Malaria is an infectious disease caused by protozoans of the genus
Plasmodium, which are injected by the bite of an infected female Anopheles
mosquito during a blood meal. Out of the four species that infect humans, P.
falciparum is the most important. About 40% of the world’s population is at
risk and 500 million cases of malaria occur every year, mainly in sub-
Saharan Africa. Due arising resistance of mosquitoes against insecticides,
the lack of a malaria vaccine, and emerging resistance of parasites against
established drugs, research into new drugs and vaccine targets is most
important.
Morbidity is associated with adherence of infected red blood cells (iRBC) to
endothelial tissue thereby obstructing the blood flow. The major protein
conferring this cytoadherence is the P. falciparum erythrocyte membrane
protein 1 (PfEMP1) anchored in the erythrocyte membrane of infected red
blood cells (iRBCs).
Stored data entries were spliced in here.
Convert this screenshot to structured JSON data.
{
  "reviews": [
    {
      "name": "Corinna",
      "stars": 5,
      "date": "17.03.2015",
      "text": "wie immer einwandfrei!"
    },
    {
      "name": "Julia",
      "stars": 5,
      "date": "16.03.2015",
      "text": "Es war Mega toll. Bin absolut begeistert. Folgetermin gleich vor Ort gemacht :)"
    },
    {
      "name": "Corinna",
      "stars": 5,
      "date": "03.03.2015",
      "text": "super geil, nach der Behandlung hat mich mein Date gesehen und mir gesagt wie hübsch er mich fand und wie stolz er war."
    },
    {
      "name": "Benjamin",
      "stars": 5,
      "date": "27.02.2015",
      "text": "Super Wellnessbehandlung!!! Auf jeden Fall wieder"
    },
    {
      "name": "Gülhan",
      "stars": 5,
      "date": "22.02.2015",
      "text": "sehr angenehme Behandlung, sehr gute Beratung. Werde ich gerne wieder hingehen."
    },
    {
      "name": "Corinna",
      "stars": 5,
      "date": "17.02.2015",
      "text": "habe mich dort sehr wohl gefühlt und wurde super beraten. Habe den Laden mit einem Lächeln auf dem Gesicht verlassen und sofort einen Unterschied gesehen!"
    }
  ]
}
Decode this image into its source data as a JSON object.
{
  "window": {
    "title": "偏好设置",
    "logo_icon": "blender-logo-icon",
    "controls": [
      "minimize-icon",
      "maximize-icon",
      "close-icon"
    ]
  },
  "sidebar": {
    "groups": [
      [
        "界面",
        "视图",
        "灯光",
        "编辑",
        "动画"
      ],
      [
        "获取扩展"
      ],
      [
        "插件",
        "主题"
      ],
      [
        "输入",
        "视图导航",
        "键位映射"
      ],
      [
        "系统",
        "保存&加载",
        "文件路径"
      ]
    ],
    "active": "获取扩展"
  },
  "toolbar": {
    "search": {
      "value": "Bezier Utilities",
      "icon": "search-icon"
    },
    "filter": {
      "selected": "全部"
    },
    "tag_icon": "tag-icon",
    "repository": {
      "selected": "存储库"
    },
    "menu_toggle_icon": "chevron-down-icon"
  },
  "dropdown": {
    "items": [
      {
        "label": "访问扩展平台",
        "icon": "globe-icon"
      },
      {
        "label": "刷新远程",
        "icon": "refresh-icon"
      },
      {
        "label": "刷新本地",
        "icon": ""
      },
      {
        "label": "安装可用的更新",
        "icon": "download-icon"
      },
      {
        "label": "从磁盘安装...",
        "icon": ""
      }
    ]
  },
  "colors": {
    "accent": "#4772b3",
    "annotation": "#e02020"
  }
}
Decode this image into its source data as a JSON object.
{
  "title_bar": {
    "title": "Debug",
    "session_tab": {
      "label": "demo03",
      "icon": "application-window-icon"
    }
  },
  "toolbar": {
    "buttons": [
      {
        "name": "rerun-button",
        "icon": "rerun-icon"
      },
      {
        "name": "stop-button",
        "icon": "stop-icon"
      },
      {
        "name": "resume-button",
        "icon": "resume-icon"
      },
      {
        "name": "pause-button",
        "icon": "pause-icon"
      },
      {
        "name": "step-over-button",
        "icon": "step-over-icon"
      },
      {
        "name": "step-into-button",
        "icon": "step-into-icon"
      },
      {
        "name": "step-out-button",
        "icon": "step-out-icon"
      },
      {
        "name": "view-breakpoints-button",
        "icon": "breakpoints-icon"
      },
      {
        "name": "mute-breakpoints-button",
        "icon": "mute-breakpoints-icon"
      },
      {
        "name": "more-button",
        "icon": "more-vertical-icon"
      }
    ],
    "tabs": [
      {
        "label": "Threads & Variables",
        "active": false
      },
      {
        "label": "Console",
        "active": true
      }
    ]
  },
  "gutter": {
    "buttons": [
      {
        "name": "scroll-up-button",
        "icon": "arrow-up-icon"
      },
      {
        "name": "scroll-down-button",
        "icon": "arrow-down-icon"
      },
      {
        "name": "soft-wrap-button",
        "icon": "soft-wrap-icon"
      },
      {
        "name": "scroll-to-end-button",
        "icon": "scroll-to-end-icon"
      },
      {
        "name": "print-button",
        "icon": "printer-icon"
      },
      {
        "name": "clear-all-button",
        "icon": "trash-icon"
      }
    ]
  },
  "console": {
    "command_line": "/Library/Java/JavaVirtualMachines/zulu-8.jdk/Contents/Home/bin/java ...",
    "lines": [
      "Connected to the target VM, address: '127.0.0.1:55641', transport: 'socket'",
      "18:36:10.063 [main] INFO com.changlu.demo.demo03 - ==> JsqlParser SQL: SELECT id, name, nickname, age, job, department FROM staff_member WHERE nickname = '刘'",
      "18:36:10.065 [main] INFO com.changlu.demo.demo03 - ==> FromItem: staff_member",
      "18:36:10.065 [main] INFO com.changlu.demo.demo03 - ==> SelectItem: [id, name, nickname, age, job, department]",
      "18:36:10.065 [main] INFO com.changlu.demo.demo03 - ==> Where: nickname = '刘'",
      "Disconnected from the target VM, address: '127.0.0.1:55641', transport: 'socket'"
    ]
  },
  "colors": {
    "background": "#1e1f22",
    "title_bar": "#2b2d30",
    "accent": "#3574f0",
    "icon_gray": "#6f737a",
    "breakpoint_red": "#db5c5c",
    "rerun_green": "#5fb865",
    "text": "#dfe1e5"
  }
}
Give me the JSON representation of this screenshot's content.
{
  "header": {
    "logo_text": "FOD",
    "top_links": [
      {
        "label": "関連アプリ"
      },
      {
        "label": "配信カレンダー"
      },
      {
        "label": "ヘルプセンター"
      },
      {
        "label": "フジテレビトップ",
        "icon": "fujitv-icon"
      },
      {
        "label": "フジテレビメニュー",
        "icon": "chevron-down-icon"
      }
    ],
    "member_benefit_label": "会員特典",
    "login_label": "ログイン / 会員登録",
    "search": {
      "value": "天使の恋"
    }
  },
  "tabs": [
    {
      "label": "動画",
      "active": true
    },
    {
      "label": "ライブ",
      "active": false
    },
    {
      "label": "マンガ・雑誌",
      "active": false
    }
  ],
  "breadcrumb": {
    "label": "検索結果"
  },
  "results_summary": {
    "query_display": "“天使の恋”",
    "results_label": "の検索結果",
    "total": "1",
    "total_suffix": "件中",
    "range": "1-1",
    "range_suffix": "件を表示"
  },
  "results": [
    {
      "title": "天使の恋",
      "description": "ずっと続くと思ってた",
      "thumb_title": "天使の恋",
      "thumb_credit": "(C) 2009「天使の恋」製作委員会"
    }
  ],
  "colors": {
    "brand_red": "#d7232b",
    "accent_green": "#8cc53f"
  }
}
PfEMP1 is encoded by the var gene family that consists
of approximately 60 members in the haploid genome of the 3D7 strain. var
genes are expressed mutually exclusive, i.e. only one var gene is expressed
in a parasite at a time and the rest is silenced. In this thesis we were
interested in the regulation of expression and silencing of var genes. For this
purpose we generated transgenic parasite lines that harbored plasmids
expressing luciferase under the control of various fragments of the var gene
upstream region. By comparing luciferase activities in the different lines we
identified the core promoter, two activator-binding sites and a repressorbinding
site. Additionally, we identified a regulatory sequence on the var
upstream region that interacts with the var intron during silencing. Using
quantitative RT-PCR with specific primers for every var gene we were unable
to confirm that the var upstream regions on the transfected plasmids were
recognized by the machinery that ensures mutually exclusive transcription.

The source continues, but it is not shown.